Mit dieser Strategie sammelt die SPD Stimmen im Milieu erzkonservativer deutscher Muslime ein, die zwar mit ihren Ansichten zu Juden, Homosexuellen und Frauenrechten in der Regel gegen alles stehen, was die Partei offiziell predigt, sich aber im Wahllokal taktisch verhalten: Sie kreuzen bei der Partei an, die ihnen unter der Hand Entgegenkommen verspricht. In das Bild fügte sich auch, dass die von der SPD aufgestellte (und schliesslich gescheiterte) Kandidatin für das Bundesverfassungsgericht erklärte, sie könnte sich deutsche Richterinnen mit Kopftuch sehr gut vorstellen. 

 

Nähe zu Hamas-Unterstützern

So geheim ist das schmuddelige Geheimnis der SPD gar nicht, obwohl die Partei selbst es beschweigt und die meisten Medien es kleinhalten: Wenn es um Stimmen geht, koalieren die Sozialdemokraten nicht nur mit der in weiten Teilen extremistischen Linkspartei, die ihrerseits in Berlin aus ihrer Nähe zu Hamas-Unterstützern keinen Hehl macht. Bei vielen Sozialdemokraten gibt es eben auch kaum Hemmungen gegenüber radikalen und extremistischen Islamorganisationen, wenn sie dabei helfen, die Wählerschaft der weit nach unten abgerutschten Partei einigermassen zu stabilisieren. Nach dieser Seite existiert ausdrücklich keine Brandmauer, sondern reger Durchgangsverkehr. 

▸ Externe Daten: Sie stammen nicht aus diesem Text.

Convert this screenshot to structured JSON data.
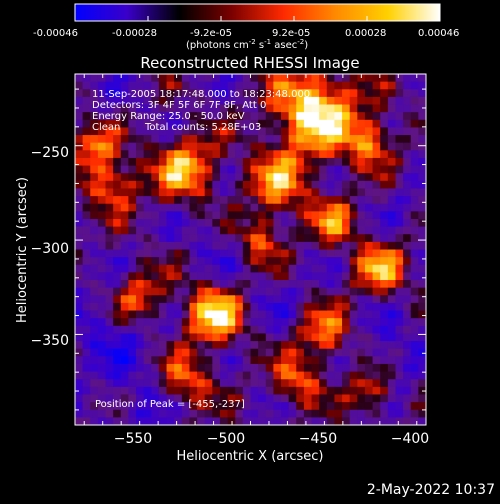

Der Kampf gegen die AfD dient auch dazu, nur die Weidel-Partei mit dem Begriff des Extremismus zu verbinden und über alles andere einen blickdichten Schleier zu legen. Das macht die aus der SPD immer wieder erhobene Forderung nach einem AfD-Verbot nicht nur zu einem autoritären Vorgang – sondern auch zu einem Gipfel der Heuchelei.